Even harder for me to confront was the issue of civilian harm, a topic that has rightly dominated my criticism for years. My mind was filled with the images from Gaza and Lebanon. But as I forced myself to look specifically at the details of “Operation Am Kelavi” against Iran, I was met with a profoundly different set of facts. The targets were not civilian centers. They were hardened, heavily defended nuclear facilities and the specific IRGC commanders and nuclear scientists who were the architects of the doomsday program. This was the “surgical precision” I had once mocked. It led me to another difficult realization about moral responsibility. The Iranian regime’s documented practice of embedding its most critical military assets within or near civilian areas is not an accident; it is a strategy. It is a strategy that cynically uses its own people as human shields. I had always laid the tragic consequences of this choice at Israel’s feet, but I was now forced to question that moral calculus.

Furthermore, I had to grapple with the Israeli argument that the operation was, in fact, an act of de-escalation. It sounded like Orwellian doublespeak. But the evidence showed that sophisticated deception and crippling blows to command-and-control systems had paralyzed Iran’s leadership, drastically reducing a planned retaliatory missile barrage on Israeli cities by an estimated 80%. They had not just struck a target; they had prevented a much wider war and saved countless lives—both Israeli and, ironically, Iranian—that would have been lost in a full-scale retaliation. The moral contrast I had been missing became painfully sharp: one side uses precision to prevent a wider war, while the other uses its own civilians as a shield to provoke one.
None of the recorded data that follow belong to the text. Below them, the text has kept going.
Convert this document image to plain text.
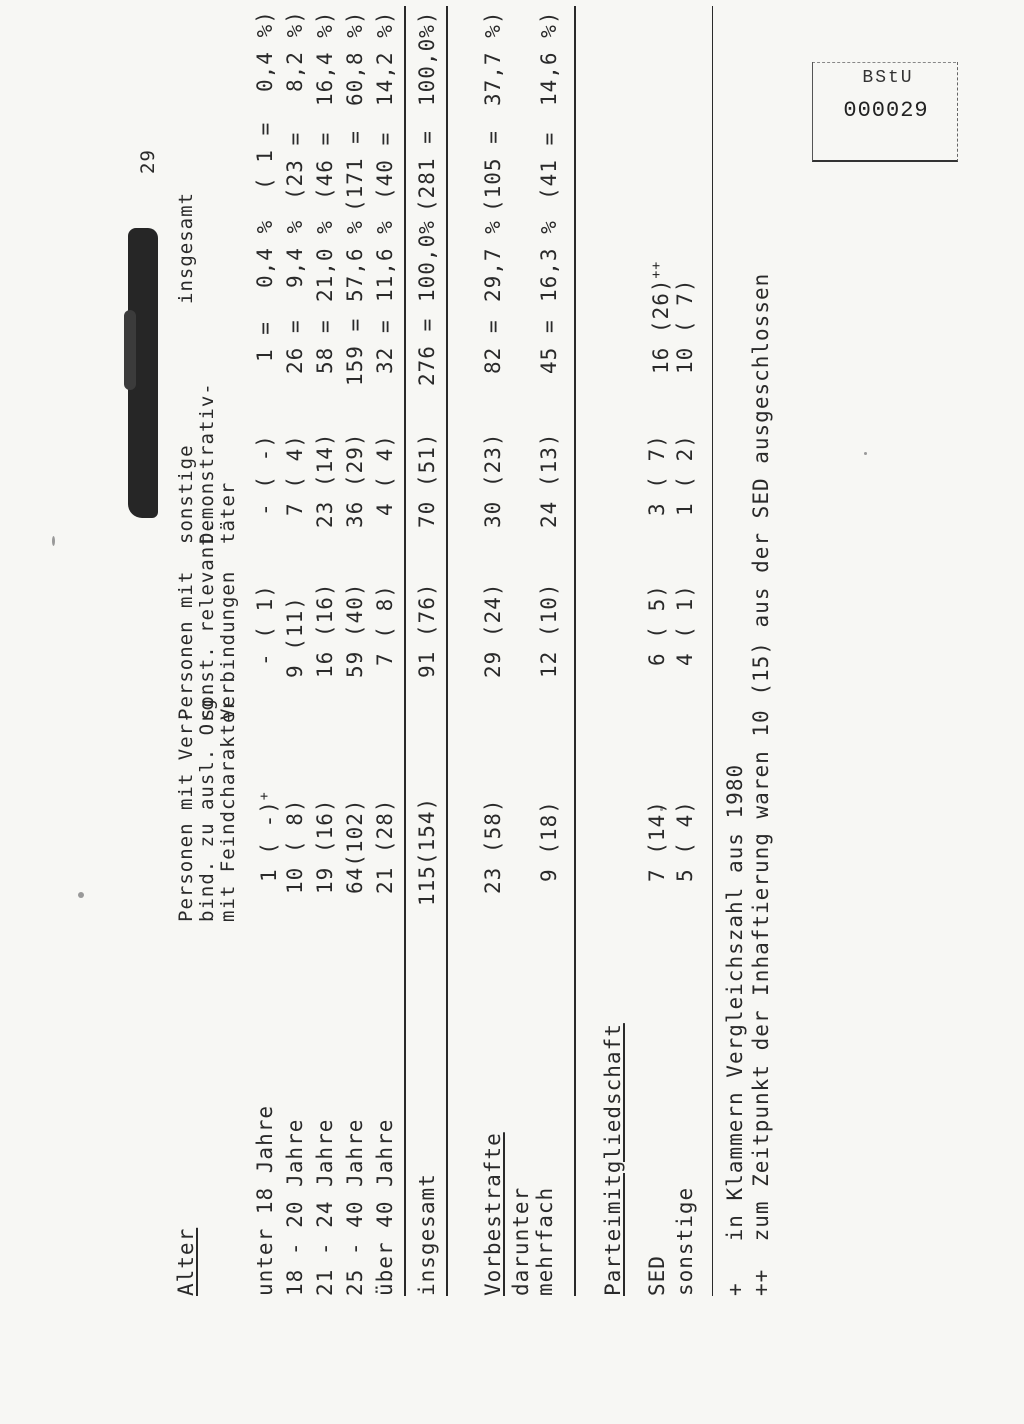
BStU
000029
29
Alter
Personen mit Ver-
bind. zu ausl. Org.
mit Feindcharakter
Personen mit
sonst. relevant.
Verbindungen
sonstige
Demonstrativ-
täter
insgesamt
unter 18 Jahre
1 ( -)+
- ( 1)
- ( -)
1 =
0,4 %
( 1 =
0,4 %)
18 - 20 Jahre
10 ( 8)
9 (11)
7 ( 4)
26 =
9,4 %
(23 =
8,2 %)
21 - 24 Jahre
19 (16)
16 (16)
23 (14)
58 =
21,0 %
(46 =
16,4 %)
25 - 40 Jahre
64(102)
59 (40)
36 (29)
159 =
57,6 %
(171 =
60,8 %)
über 40 Jahre
21 (28)
7 ( 8)
4 ( 4)
32 =
11,6 %
(40 =
14,2 %)
insgesamt
115(154)
91 (76)
70 (51)
276 =
100,0%
(281 =
100,0%)
Vorbestrafte
23 (58)
29 (24)
30 (23)
82 =
29,7 %
(105 =
37,7 %)
darunter mehrfach
9 (18)
12 (10)
24 (13)
45 =
16,3 %
(41 =
14,6 %)
Parteimitgliedschaft SED
7 (14)
6 ( 5)
3 ( 7)
16 (26)++
sonstige
5 ( 4)
4 ( 1)
1 ( 2)
10 ( 7)
+   in Klammern Vergleichszahl aus 1980
++  zum Zeitpunkt der Inhaftierung waren 10 (15) aus der SED ausgeschlossen
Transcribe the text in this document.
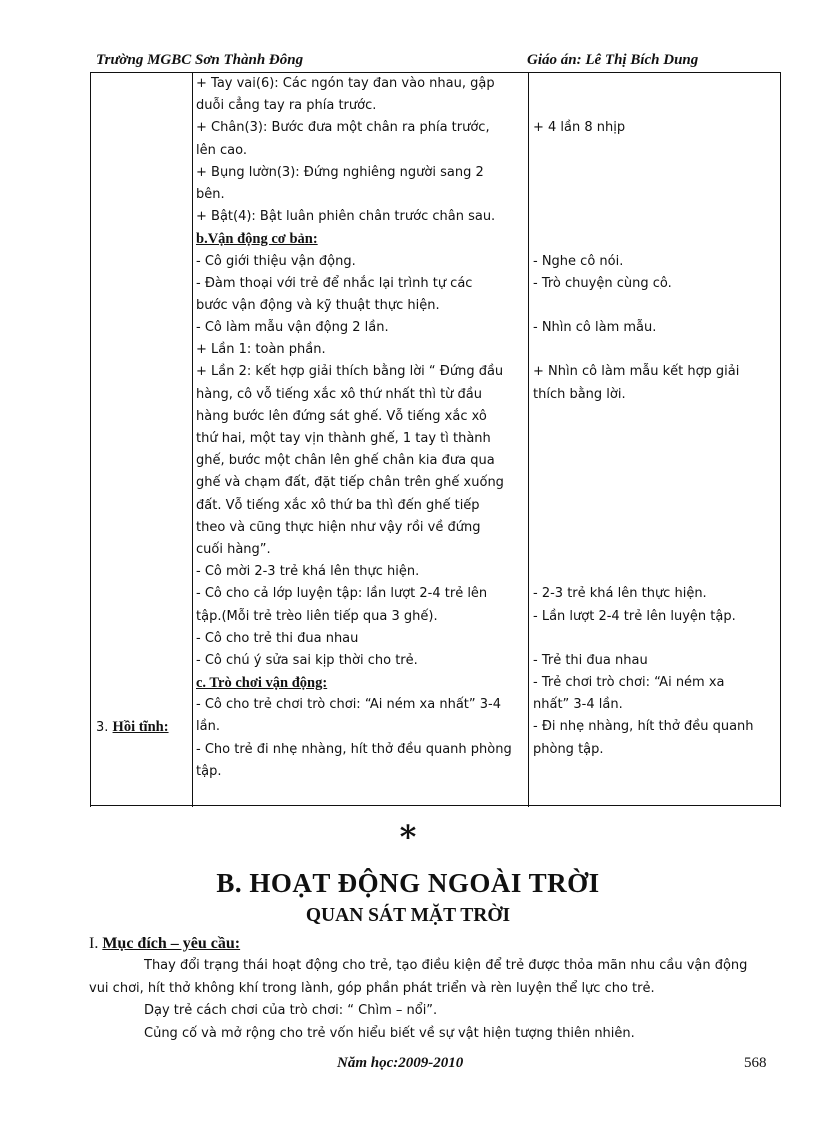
Trường MGBC Sơn Thành Đông	Giáo án: Lê Thị Bích Dung
3. Hồi tĩnh:
+ Tay vai(6): Các ngón tay đan vào nhau, gập
duỗi cẳng tay ra phía trước.
+ Chân(3): Bước đưa một chân ra phía trước,
lên cao.
+ Bụng lườn(3): Đứng nghiêng người sang 2
bên.
+ Bật(4): Bật luân phiên chân trước chân sau.
b.Vận động cơ bản:
- Cô giới thiệu vận động.
- Đàm thoại với trẻ để nhắc lại trình tự các
bước vận động và kỹ thuật thực hiện.
- Cô làm mẫu vận động 2 lần.
+ Lần 1: toàn phần.
+ Lần 2: kết hợp giải thích bằng lời “ Đứng đầu
hàng, cô vỗ tiếng xắc xô thứ nhất thì từ đầu
hàng bước lên đứng sát ghế. Vỗ tiếng xắc xô
thứ hai, một tay vịn thành ghế, 1 tay tì thành
ghế, bước một chân lên ghế chân kia đưa qua
ghế và chạm đất, đặt tiếp chân trên ghế xuống
đất. Vỗ tiếng xắc xô thứ ba thì đến ghế tiếp
theo và cũng thực hiện như vậy rồi về đứng
cuối hàng”.
- Cô mời 2-3 trẻ khá lên thực hiện.
- Cô cho cả lớp luyện tập: lần lượt 2-4 trẻ lên
tập.(Mỗi trẻ trèo liên tiếp qua 3 ghế).
- Cô cho trẻ thi đua nhau
- Cô chú ý sửa sai kịp thời cho trẻ.
c. Trò chơi vận động:
- Cô cho trẻ chơi trò chơi: “Ai ném xa nhất” 3-4
lần.
- Cho trẻ đi nhẹ nhàng, hít thở đều quanh phòng
tập.
+ 4 lần 8 nhịp
- Nghe cô nói.
- Trò chuyện cùng cô.
- Nhìn cô làm mẫu.
+ Nhìn cô làm mẫu kết hợp giải
thích bằng lời.
- 2-3 trẻ khá lên thực hiện.
- Lần lượt 2-4 trẻ lên luyện tập.
- Trẻ thi đua nhau
- Trẻ chơi trò chơi: “Ai ném xa
nhất” 3-4 lần.
- Đi nhẹ nhàng, hít thở đều quanh
phòng tập.
*
B. HOẠT ĐỘNG NGOÀI TRỜI
QUAN SÁT MẶT TRỜI
I. Mục đích – yêu cầu:
Thay đổi trạng thái hoạt động cho trẻ, tạo điều kiện để trẻ được thỏa mãn nhu cầu vận động
vui chơi, hít thở không khí trong lành, góp phần phát triển và rèn luyện thể lực cho trẻ.
Dạy trẻ cách chơi của trò chơi: “ Chìm – nổi”.
Củng cố và mở rộng cho trẻ vốn hiểu biết về sự vật hiện tượng thiên nhiên.
Năm học:2009-2010	568
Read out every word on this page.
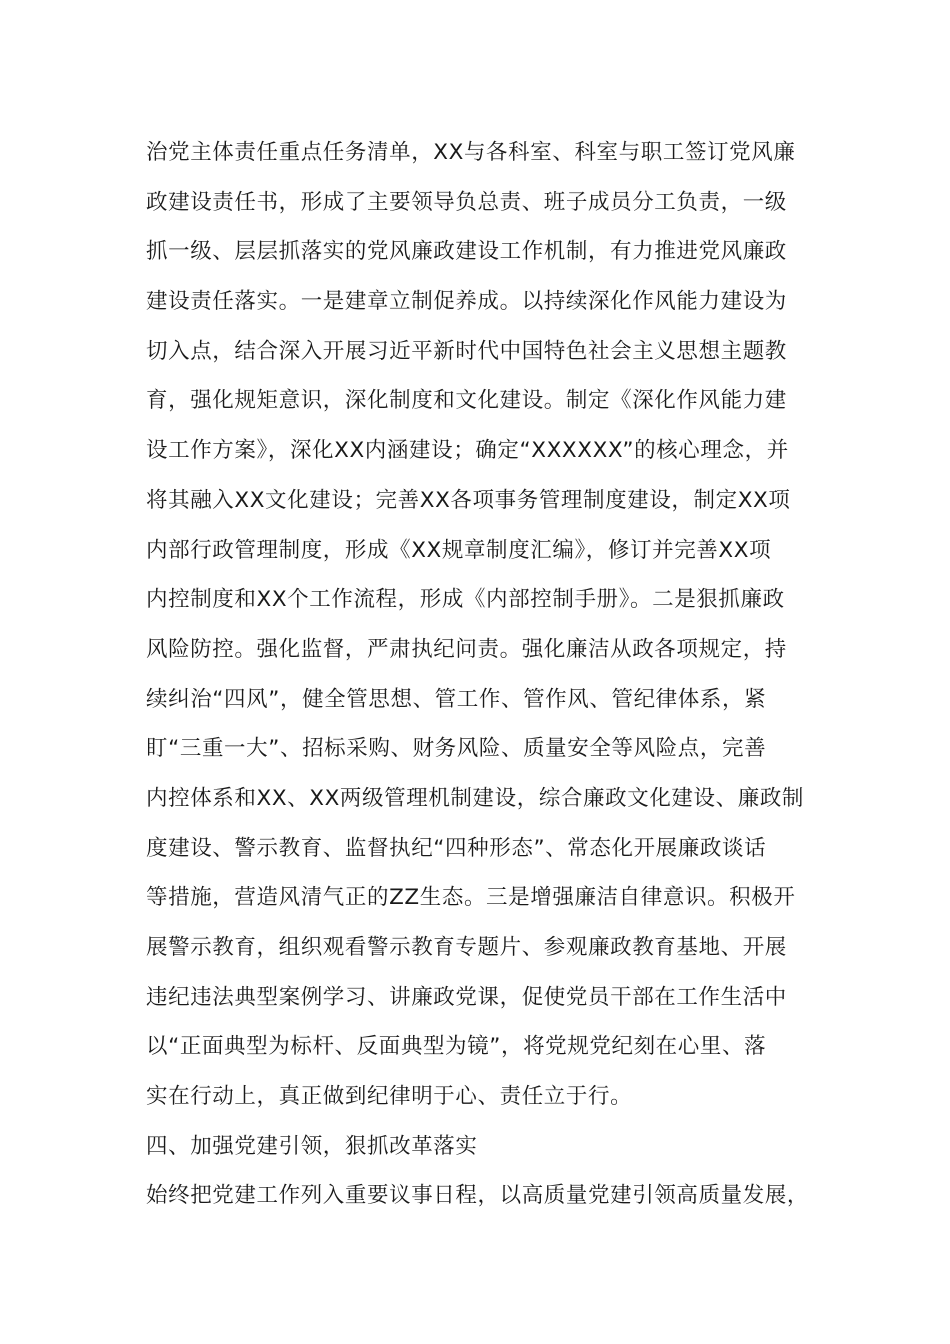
治党主体责任重点任务清单，XX与各科室、科室与职工签订党风廉
政建设责任书，形成了主要领导负总责、班子成员分工负责，一级
抓一级、层层抓落实的党风廉政建设工作机制，有力推进党风廉政
建设责任落实。一是建章立制促养成。以持续深化作风能力建设为
切入点，结合深入开展习近平新时代中国特色社会主义思想主题教
育，强化规矩意识，深化制度和文化建设。制定《深化作风能力建
设工作方案》，深化XX内涵建设；确定“XXXXXX”的核心理念，并
将其融入XX文化建设；完善XX各项事务管理制度建设，制定XX项
内部行政管理制度，形成《XX规章制度汇编》，修订并完善XX项
内控制度和XX个工作流程，形成《内部控制手册》。二是狠抓廉政
风险防控。强化监督，严肃执纪问责。强化廉洁从政各项规定，持
续纠治“四风”，健全管思想、管工作、管作风、管纪律体系，紧
盯“三重一大”、招标采购、财务风险、质量安全等风险点，完善
内控体系和XX、XX两级管理机制建设，综合廉政文化建设、廉政制
度建设、警示教育、监督执纪“四种形态”、常态化开展廉政谈话
等措施，营造风清气正的ZZ生态。三是增强廉洁自律意识。积极开
展警示教育，组织观看警示教育专题片、参观廉政教育基地、开展
违纪违法典型案例学习、讲廉政党课，促使党员干部在工作生活中
以“正面典型为标杆、反面典型为镜”，将党规党纪刻在心里、落
实在行动上，真正做到纪律明于心、责任立于行。
四、加强党建引领，狠抓改革落实
始终把党建工作列入重要议事日程，以高质量党建引领高质量发展，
Finally, I had to reconsider the charge that Israel’s actions had failed and only increased global instability. The skepticism from US officials and Iran’s subsequent threat to abandon the Non-Proliferation Treaty (NPT) seemed like clear proof. But I was looking at it backward. The strategic success wasn't measured in the tons of rubble, but in the restoration of deterrence. Israel re-established a red line that the world had allowed Iran to cross. And Iran’s threat to leave the NPT? I once saw it as a rational response to an attack. I now see it as a confession. It is the petulant, revealing cry of a rogue actor caught red-handed, an admission that the treaty was never a commitment, only a tool of deception. Israel didn't break the international order; it exposed the lie that was rotting it from within.

This has not been an easy journey. Acknowledging these truths feels like a betrayal of a simpler, more morally comfortable worldview. I am not here to claim that Israel is faultless or that the tragic costs of conflict are anything but horrific. But I can no longer, in good conscience, peddle the simplistic narrative I once helped build. It’s easy to stand on the sidelines and condemn the firefighter for the water damage while ignoring the inferno he was fighting. It’s much harder to admit that you misjudged the fire. My old certainty was built on an architecture of headlines and outrage. My new, unsettling understanding is built on a foundation of facts I had to be forced to see. I don’t ask you to agree with me, only to ask yourself: are you sure the story you’re being told is the whole truth?